Managed a shower, with improvised adjustments so I could sit down (though the shower is designed for a standing person) and also cope with a — surprise! — low-flow shower stream. All very edgy.

Then began some attack on the books, which are all mixed up, arranged on shelves in totally new ways in new places. As with pruning my library way down for the move, this requires handling large numbers of heavy books, so that my hands now barely work, cramp up, and hurt like hell. Constantly having to reinvent some new schemes for locating the books so that they’d be most useful and then rework them to fit the spaces I have. Utterly exhausted, barely able to speak. This is going to take many difficult days. Meanwhile, books are piled on the floor, on tables, and so on, while I sort things out. It’s a zoo.

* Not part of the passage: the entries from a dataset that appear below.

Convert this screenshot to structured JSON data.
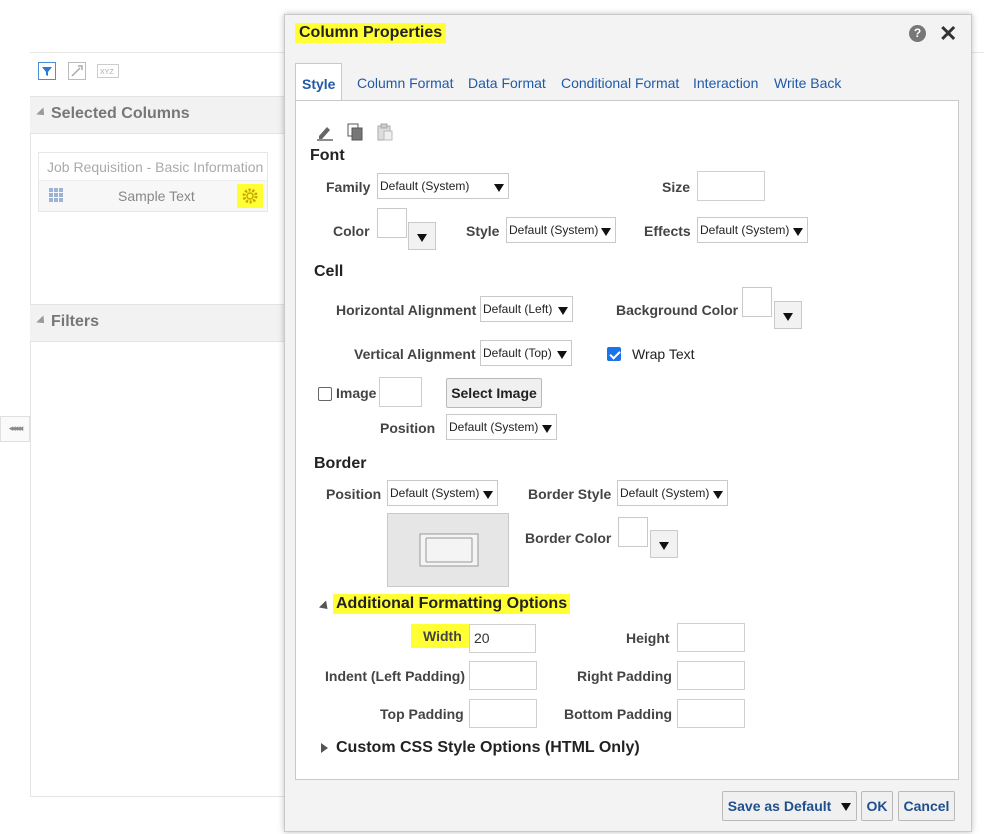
{
  "background": {
    "selected_columns_title": "Selected Columns",
    "subject_area": "Job Requisition - Basic Information",
    "column_name": "Sample Text",
    "filters_title": "Filters",
    "splitter_glyph": "◂◂◂◂◂"
  },
  "dialog": {
    "title": "Column Properties",
    "help": "?",
    "close": "✕",
    "tabs": [
      "Style",
      "Column Format",
      "Data Format",
      "Conditional Format",
      "Interaction",
      "Write Back"
    ],
    "font": {
      "title": "Font",
      "family_label": "Family",
      "family_value": "Default (System)",
      "size_label": "Size",
      "size_value": "",
      "color_label": "Color",
      "style_label": "Style",
      "style_value": "Default (System)",
      "effects_label": "Effects",
      "effects_value": "Default (System)"
    },
    "cell": {
      "title": "Cell",
      "halign_label": "Horizontal Alignment",
      "halign_value": "Default (Left)",
      "bgcolor_label": "Background Color",
      "valign_label": "Vertical Alignment",
      "valign_value": "Default (Top)",
      "wrap_label": "Wrap Text",
      "wrap_checked": true,
      "image_label": "Image",
      "select_image": "Select Image",
      "position_label": "Position",
      "position_value": "Default (System)"
    },
    "border": {
      "title": "Border",
      "position_label": "Position",
      "position_value": "Default (System)",
      "style_label": "Border Style",
      "style_value": "Default (System)",
      "color_label": "Border Color"
    },
    "additional": {
      "title": "Additional Formatting Options",
      "width_label": "Width",
      "width_value": "20",
      "height_label": "Height",
      "height_value": "",
      "indent_label": "Indent (Left Padding)",
      "right_label": "Right Padding",
      "top_label": "Top Padding",
      "bottom_label": "Bottom Padding"
    },
    "custom_css": {
      "title": "Custom CSS Style Options (HTML Only)"
    },
    "footer": {
      "save_default": "Save as Default",
      "ok": "OK",
      "cancel": "Cancel"
    }
  },
  "colors": {
    "highlight": "#ffff33",
    "link_blue": "#1f5aa8",
    "checkbox_blue": "#1a73e8"
  }
}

Meanwhile, I’ve accumulated a huge number of fresh posting topics. Life lurches on.

 

Notes: Sacred Harp

July 15, 2026

Notes from my new life at the Avant independent living community. Still coping with piles of stuff moved from my old house and distributed more or less randomly over a completely different arrangement of rooms and built-in furnishings (or, in a startling number of cases, a lack of those built-in furnishings — or defective installations requiring repair and reworking). It’s been a long hard slog, still painfully unfolding.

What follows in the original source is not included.